Eastward ho! China beckons

The Chinese embassy has made it official now. My visa for a semester-long teaching gig at Tsinghua University in Beijing just popped in the front door. So it looks like a year’s preparation will pay off with a nearly four-month stay beginning Sept. 8.

I’m stoked.

The program, organized by the International Center for Journalists in Washington, D.C., and backed by my Dean, Gary Kebbel, and the far-sighted folks in the administration at the University of Nebraska-Lincoln, is thrilling. I get to teach two classes to budding Chinese journalists, grad students in the Global Business Journalism program at Tsinghua. They are keen to learn about business and economic coverage and about multi-media journalism.

For my part, I get to learn first-hand about the world’s second-biggest economy as it pushes even further into the global limelight. It will prove to be a fascinating, if paradoxical place, I expect. A “developing country” that is nearly 4,000 years old. The U.S.’s biggest creditor and yet a place with one of the lowest per capita incomes on the planet. A planned economy that seems to work, mostly anyway.

The university I’ll teach in is commonly ranked among the top three in the country. China’s current president, Hu Jintao, studied and taught at the 100-year-old school. Its journalism college, however, dates back to just 2002, as this technologically minded university — sometimes called the MIT of China — is still developing its humanities offerings. The ICFJ, led by China hand and former BusinessWeek colleague Joyce Barnathan, has been involved there since just 2007. I’m told the students at the Tsinghua School of Journalism and Communication will include some of the brightest kids in China, the likely leaders in their organizations in the future. I’m hoping they will challenge me as much as I challenge them and that, in my small way, I can make some lasting impact that will affect they way they see – and influence – the world.

It’s a daunting prospect. Will they behave like American students – in good and bad ways? Will they question and argue, for instance (probably not, I’m told, since deference to the teacher is a Chinese cultural trait)? Can I teach them about the cut and thrust of good journalism? Will they understand American-style journalism at all, or have a wholly different notion of the mission of media? Just think about how much some major pubs in China get quoted here as, more or less, the voice of officialdom.

Then there are the personal issues. Will the government particularly care what I have to say in the classroom or on the Net? Will it pay attention in either place? There are so many academic visitors to China from the U.S. nowadays that keeping track could be impossible and pointless for folks in official ranks. The Chinese want what we have to offer, especially in areas such as business and economic journalism. They think it a crucial skill as their business communities grow and globalize, and they’re right about that.

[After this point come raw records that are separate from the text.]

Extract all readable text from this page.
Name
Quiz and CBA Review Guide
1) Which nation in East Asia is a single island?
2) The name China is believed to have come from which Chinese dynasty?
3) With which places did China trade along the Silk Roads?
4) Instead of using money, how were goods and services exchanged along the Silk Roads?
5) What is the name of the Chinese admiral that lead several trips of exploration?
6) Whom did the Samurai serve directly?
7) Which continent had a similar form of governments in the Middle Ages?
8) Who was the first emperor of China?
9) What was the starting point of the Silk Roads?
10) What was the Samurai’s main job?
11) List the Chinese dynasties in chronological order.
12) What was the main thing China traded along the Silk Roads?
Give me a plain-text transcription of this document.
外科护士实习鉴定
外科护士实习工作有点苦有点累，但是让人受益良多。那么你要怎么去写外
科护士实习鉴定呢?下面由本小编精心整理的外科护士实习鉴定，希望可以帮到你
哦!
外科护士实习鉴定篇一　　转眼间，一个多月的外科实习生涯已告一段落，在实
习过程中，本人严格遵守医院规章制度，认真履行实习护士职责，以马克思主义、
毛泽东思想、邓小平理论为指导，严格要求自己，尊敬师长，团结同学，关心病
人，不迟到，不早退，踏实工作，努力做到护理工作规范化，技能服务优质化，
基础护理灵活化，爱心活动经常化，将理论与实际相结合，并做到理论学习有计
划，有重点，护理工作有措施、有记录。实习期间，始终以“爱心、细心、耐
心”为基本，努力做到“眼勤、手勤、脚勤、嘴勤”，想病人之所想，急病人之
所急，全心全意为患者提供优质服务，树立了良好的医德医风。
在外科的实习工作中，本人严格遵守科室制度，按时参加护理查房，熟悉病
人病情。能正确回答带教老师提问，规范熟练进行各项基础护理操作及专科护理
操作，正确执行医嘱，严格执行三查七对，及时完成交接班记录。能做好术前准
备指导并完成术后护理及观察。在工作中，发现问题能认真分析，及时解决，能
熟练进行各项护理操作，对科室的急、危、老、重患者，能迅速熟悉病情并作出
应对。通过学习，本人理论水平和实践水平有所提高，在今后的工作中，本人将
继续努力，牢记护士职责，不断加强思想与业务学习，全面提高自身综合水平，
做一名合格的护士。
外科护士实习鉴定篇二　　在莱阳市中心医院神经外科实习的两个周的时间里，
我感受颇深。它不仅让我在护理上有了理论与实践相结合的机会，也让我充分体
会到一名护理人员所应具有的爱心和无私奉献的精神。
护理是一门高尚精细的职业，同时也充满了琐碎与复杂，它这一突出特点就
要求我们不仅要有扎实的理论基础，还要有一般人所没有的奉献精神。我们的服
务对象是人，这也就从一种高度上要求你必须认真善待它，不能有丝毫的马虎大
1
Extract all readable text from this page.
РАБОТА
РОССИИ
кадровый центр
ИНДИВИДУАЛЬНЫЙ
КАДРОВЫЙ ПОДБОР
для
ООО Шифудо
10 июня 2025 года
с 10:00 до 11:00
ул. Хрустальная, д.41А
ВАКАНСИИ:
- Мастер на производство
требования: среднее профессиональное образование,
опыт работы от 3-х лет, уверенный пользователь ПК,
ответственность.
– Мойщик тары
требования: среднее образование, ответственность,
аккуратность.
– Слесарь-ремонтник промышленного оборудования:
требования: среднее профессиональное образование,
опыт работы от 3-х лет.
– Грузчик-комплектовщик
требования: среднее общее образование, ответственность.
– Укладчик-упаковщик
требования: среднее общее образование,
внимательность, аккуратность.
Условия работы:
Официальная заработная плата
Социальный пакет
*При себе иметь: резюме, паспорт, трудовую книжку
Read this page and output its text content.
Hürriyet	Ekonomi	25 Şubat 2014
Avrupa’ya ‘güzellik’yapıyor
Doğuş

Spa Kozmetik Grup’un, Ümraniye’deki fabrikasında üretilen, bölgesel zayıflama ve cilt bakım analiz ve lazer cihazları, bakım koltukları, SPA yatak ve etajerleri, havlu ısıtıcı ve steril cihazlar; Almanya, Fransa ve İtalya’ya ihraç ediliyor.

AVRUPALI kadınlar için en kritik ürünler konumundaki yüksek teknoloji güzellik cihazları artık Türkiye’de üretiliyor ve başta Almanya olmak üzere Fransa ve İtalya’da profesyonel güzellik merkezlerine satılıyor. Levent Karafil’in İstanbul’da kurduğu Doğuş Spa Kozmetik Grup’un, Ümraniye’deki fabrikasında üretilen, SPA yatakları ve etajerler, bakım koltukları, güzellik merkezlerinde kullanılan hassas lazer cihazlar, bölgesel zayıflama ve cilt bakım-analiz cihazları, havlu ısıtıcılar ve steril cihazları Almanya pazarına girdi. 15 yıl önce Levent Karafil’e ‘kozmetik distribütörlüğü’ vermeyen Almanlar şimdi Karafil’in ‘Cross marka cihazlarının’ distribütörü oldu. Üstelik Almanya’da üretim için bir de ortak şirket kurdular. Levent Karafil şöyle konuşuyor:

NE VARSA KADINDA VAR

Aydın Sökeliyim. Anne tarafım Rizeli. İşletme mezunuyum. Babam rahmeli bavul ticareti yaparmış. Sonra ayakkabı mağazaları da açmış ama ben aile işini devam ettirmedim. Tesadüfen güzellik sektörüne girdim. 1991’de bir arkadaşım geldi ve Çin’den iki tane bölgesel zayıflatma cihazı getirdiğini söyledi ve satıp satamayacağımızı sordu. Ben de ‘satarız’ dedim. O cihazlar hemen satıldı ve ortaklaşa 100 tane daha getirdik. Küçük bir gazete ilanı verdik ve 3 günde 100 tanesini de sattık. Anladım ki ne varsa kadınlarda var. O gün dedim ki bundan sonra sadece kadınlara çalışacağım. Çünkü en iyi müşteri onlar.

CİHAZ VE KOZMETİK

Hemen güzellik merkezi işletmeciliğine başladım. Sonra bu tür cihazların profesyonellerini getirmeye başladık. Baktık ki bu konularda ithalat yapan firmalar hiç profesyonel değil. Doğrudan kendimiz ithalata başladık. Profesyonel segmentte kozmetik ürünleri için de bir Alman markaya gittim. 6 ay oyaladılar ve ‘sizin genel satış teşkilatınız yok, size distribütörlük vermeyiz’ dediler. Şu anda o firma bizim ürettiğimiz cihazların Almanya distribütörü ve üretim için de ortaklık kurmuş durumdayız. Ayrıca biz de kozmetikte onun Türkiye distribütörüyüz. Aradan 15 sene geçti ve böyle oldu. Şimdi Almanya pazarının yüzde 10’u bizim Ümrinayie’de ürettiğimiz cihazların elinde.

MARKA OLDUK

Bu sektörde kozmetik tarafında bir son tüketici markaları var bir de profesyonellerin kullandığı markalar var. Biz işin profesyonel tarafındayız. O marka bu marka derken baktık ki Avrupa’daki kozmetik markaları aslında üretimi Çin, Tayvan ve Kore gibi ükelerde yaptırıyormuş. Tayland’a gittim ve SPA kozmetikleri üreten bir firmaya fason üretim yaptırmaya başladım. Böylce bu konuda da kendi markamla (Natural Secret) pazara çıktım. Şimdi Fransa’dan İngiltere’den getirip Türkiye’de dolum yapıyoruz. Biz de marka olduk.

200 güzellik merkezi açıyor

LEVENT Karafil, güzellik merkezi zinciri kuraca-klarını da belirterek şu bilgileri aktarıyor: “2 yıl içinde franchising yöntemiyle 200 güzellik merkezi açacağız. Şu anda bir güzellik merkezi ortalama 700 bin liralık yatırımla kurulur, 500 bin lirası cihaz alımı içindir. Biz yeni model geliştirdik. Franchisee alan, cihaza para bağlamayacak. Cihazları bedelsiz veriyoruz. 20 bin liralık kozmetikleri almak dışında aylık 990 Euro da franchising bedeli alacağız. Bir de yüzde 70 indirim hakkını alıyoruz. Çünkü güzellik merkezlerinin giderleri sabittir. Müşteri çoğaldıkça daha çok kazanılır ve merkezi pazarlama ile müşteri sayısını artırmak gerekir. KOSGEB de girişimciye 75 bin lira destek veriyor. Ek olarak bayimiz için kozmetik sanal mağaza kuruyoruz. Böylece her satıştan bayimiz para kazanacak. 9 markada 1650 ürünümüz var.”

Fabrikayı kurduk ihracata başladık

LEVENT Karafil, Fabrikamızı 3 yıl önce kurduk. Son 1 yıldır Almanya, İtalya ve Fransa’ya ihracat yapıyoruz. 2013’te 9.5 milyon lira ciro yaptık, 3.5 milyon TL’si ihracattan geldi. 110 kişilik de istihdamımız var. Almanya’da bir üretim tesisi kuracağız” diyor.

I’m going, however, as much as a student as I am a teacher. I’ve always felt that missionaries were fundamentally arrogant, assuming that they were bringing the truth to the ignorant masses. I’m a bit contemptuous – though usually more amused — when they knock at my door. So I’ll pack a sense of humility along with my syllabi. Yes, I can teach my young charges some useful skills – just as I do back home in Nebraska – but I expect I’ll learn far more from them and their country. China, after all, does have a few years on us in the U.S. as a civilization.

I plan to keep a blog of my experiences. This opportunity will vastly enrich me as a teacher, not to mention how much it could broaden my worldview. The three-week trip colleague Bruce Thorson and I took to Kazakhstan with eight students last year was good preparation. It gave me a sense of how people in a developing place look on us in the West, and on how they look on life in general. I expect to get more than a glimmer of that in the coming semester and look forward to sharing that both here and in classes to come.